Hernandez is also part of a five year effort that has provided information and support for women considering abortion in the decision-making process, by way of a telephone hotline. The hotline is maintained by a network feminist collectives, who have reportedly served 3,000 women since 2011. Their approved method is the noninvasive medical abortion, by way of a pill, known as Cytotec.
“We are not doctors,” Hernandez said. “We just democratize information that should be free and universal. We try to create a source of safety, company, understanding, and love in which women can make an informed choice.”
“This is an important task of the revolution,” Hernandez continued. “According to a 2013 census of communes and communal councils, 87 percent of grassroots organizers [in the Bolivarian process] are women! We need to be addressing women’s rights.”
When asked if those gathered at the September 28th event were chavistas, Hernandez said the event had no political banner but “we recognized each other as socialists, as revolutionaries, we know that Chavez brought feminism to the forefront of the discussion of the Bolivarian Revolution.”
Still, the government has shown no sign of reforming the law. Despite concerns from the Vatican in 2006, former president Hugo Chavez never made any true step in that direction.
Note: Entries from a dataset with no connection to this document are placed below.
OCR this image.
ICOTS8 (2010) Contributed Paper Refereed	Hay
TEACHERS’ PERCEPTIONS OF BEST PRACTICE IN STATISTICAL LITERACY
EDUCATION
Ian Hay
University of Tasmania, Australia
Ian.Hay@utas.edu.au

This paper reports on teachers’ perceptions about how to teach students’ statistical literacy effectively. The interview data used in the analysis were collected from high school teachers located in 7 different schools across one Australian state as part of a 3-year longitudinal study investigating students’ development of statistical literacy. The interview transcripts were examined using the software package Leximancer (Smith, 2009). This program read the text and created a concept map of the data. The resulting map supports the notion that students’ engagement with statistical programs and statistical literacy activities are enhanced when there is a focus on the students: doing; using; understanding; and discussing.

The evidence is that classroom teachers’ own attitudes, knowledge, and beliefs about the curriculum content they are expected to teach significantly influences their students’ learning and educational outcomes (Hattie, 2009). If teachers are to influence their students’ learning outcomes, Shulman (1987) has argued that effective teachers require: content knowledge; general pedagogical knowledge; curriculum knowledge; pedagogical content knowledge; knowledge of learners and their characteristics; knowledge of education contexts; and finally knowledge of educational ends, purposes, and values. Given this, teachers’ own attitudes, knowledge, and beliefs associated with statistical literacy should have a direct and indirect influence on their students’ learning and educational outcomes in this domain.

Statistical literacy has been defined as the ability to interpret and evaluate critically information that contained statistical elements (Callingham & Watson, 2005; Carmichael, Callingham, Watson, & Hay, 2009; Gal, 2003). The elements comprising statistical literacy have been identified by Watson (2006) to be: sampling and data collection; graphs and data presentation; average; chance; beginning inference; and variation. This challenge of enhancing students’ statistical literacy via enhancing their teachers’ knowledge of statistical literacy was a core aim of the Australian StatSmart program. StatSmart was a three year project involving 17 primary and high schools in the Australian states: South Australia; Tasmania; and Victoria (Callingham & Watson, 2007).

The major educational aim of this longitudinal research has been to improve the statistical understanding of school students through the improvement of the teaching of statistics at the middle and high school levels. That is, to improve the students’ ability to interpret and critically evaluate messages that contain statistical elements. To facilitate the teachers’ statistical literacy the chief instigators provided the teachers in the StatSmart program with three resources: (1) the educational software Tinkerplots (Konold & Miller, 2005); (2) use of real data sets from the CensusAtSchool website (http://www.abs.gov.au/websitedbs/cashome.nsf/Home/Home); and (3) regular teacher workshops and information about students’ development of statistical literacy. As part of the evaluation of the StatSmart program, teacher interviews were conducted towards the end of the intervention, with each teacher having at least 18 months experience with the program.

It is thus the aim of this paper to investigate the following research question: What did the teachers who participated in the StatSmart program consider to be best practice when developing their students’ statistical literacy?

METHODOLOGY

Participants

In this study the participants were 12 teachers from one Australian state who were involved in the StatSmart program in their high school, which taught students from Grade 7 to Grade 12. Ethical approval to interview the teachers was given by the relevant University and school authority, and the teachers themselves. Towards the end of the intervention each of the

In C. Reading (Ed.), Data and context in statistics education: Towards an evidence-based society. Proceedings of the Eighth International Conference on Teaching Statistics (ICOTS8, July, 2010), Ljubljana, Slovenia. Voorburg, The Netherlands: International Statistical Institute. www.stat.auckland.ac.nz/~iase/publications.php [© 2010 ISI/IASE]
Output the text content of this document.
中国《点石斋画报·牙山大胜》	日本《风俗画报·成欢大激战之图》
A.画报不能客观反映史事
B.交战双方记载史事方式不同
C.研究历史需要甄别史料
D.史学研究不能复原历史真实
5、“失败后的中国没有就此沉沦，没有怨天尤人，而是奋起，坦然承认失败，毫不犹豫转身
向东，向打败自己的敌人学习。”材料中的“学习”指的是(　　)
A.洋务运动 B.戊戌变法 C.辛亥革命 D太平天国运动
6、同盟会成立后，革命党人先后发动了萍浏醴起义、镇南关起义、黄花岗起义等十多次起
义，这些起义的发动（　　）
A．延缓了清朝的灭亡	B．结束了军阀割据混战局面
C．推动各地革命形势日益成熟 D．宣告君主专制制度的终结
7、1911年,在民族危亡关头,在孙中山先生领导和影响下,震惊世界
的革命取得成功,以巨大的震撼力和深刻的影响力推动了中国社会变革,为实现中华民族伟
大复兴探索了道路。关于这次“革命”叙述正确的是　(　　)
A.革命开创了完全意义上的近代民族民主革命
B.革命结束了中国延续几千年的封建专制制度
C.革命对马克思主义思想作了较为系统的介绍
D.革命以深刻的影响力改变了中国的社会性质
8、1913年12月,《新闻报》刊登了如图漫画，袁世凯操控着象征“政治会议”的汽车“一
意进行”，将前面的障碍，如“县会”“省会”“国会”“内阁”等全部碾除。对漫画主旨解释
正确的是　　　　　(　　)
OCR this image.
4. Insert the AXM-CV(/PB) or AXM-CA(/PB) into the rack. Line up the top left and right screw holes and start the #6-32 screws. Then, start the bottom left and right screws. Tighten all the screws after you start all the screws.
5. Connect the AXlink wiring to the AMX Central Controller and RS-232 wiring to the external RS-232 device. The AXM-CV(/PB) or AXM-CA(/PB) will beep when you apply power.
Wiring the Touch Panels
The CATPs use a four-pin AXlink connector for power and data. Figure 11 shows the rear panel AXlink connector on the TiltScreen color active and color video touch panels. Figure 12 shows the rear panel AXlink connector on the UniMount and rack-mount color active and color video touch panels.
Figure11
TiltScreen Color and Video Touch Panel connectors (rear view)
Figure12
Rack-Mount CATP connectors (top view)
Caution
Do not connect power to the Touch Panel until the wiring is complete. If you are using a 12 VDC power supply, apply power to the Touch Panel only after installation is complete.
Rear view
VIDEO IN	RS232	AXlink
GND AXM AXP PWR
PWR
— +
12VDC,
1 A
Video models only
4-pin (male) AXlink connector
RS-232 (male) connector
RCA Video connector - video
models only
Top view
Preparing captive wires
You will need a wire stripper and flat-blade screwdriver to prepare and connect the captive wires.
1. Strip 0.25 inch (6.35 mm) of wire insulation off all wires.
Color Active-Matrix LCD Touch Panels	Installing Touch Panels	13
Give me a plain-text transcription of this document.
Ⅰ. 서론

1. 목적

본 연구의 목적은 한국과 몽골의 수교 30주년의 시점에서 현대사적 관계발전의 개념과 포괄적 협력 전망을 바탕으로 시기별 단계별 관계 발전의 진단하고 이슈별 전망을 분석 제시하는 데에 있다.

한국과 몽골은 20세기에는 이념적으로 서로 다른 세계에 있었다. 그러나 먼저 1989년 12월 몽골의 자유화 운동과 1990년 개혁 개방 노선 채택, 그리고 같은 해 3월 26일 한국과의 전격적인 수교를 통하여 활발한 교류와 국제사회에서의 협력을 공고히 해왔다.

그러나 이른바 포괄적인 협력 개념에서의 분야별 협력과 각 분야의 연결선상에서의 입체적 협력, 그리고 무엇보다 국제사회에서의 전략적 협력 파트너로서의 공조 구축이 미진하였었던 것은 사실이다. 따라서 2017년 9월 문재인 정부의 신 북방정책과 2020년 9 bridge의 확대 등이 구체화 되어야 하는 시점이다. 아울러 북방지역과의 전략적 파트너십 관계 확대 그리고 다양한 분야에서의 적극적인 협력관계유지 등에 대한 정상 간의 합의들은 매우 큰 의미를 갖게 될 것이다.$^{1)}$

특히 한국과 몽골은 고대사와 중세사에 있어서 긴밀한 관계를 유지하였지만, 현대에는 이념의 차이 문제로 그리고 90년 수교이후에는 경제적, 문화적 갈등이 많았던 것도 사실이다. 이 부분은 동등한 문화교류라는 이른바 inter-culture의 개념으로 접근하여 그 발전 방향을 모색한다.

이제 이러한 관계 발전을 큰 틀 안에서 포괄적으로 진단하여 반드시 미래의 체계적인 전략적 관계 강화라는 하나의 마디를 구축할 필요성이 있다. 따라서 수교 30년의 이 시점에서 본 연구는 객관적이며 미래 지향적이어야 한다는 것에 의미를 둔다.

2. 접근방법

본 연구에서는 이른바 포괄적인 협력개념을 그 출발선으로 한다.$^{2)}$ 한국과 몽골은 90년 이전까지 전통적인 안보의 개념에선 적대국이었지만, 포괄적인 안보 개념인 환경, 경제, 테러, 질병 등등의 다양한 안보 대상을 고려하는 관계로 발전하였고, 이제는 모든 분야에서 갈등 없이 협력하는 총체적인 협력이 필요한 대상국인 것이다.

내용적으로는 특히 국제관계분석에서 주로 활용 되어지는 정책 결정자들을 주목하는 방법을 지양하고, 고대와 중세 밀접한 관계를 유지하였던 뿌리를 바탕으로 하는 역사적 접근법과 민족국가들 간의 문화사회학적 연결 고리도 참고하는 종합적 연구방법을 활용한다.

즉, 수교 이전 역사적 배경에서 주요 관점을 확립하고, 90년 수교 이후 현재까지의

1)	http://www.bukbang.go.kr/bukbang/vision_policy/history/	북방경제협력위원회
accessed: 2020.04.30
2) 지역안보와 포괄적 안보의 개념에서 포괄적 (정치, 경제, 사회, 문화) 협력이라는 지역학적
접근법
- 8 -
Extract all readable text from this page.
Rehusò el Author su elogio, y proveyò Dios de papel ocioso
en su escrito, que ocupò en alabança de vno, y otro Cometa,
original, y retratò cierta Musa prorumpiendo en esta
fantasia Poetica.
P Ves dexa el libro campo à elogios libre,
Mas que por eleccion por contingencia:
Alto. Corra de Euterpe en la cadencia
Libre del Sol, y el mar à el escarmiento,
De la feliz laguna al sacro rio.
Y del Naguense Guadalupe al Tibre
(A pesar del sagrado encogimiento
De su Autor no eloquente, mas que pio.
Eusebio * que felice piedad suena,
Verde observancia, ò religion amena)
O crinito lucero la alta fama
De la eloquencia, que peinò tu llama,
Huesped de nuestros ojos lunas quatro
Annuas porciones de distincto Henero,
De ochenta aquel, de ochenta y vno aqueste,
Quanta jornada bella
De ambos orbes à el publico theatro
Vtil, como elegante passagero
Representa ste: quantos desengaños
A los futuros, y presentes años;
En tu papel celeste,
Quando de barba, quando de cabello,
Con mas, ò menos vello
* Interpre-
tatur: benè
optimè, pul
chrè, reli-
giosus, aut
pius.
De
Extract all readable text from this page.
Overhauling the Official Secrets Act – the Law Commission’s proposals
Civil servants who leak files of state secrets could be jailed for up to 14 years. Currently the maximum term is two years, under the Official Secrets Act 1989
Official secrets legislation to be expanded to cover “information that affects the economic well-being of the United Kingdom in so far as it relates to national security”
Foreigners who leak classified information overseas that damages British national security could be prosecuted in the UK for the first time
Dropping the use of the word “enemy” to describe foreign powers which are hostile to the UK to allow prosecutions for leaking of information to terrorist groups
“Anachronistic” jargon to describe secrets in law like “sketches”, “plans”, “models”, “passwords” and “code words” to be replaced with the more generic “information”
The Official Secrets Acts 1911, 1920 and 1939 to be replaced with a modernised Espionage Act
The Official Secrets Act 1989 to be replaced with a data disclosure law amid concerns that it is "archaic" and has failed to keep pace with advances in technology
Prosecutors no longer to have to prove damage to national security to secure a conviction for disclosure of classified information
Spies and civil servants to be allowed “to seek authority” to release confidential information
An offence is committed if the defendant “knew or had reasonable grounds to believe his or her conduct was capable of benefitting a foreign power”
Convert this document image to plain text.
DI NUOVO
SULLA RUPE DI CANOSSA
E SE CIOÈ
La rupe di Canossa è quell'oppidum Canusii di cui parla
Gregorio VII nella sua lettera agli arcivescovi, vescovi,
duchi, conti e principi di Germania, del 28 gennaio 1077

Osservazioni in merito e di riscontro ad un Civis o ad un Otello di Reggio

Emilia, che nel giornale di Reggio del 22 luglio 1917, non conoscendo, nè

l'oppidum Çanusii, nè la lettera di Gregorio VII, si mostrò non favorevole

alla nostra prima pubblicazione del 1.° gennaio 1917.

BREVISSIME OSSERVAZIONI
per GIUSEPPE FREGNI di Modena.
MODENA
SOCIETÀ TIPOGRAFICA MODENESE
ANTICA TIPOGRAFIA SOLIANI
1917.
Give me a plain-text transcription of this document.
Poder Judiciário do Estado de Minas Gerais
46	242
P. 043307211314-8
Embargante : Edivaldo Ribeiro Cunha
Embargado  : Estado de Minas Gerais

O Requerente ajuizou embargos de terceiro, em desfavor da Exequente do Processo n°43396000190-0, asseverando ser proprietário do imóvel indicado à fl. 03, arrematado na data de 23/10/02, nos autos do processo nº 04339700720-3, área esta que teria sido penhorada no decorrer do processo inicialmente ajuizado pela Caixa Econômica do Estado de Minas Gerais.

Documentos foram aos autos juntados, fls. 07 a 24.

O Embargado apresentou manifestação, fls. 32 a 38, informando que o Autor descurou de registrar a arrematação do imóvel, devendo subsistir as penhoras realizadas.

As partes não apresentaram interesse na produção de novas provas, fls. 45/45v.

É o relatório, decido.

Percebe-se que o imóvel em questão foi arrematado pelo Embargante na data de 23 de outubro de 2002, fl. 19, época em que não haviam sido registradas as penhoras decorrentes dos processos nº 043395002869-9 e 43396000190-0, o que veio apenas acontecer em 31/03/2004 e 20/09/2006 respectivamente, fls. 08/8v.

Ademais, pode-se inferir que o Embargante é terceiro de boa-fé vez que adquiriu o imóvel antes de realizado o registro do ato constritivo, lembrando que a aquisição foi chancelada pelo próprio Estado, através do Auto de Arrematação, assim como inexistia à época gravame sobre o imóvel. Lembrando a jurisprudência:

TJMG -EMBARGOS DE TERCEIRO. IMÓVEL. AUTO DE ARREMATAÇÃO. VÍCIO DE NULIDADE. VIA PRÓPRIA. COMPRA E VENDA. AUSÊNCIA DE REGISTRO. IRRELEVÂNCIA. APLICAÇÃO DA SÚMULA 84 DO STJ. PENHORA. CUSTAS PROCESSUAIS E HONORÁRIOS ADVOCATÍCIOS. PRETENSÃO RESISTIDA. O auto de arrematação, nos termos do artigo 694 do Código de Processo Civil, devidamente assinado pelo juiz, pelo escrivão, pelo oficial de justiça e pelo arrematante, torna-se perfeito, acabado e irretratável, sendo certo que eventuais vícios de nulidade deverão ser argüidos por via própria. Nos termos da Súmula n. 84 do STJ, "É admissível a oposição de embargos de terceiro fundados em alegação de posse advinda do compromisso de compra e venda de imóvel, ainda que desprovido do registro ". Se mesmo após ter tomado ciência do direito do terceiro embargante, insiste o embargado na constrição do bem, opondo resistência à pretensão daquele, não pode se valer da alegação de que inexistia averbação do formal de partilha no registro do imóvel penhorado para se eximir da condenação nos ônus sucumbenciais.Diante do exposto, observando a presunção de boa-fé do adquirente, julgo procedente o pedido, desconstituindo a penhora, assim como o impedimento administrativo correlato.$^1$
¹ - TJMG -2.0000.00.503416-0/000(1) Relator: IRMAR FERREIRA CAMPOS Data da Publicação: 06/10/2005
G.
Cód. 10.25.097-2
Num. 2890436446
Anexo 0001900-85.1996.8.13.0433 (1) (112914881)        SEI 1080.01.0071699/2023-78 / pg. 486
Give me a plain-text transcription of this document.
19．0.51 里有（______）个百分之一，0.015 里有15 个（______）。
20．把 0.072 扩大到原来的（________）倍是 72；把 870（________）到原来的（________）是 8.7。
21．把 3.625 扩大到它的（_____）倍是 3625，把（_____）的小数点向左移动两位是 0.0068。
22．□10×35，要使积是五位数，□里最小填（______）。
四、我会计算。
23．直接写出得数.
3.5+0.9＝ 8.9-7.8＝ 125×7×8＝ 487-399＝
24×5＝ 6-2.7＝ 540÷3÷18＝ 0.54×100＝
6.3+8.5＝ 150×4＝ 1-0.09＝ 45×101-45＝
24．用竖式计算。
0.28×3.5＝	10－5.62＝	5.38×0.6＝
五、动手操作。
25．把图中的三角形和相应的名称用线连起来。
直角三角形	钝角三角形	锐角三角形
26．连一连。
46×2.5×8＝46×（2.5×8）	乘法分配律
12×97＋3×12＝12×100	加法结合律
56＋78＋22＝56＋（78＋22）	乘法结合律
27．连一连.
Hernandez blames the widespread influence of religious and patriarchal values within Venezuelan society for this, and mentioned that the issue was consistently rejected even among left-wing circles. The city’s leading universities also refused to give the movement any amount of support, “which is why we took our call to the street,” she said.
Though Hernandez indicated public functionaries of the health ministry have shown some interest in their work, so far no official relationship has been established. One thing that did surprise her, however, was the great respect shown by policemen on duty in the area of the demonstration.
The collectives’ immediate goals reflect the UN’s urgent call; for the strict penal code regarding abortion to be loosened, and for sexual education and access to contraceptives to be made widely available. However all parties involved seem aware that integral public infrastructure supporting a woman’s right to choose in Venezuela seems a long way off.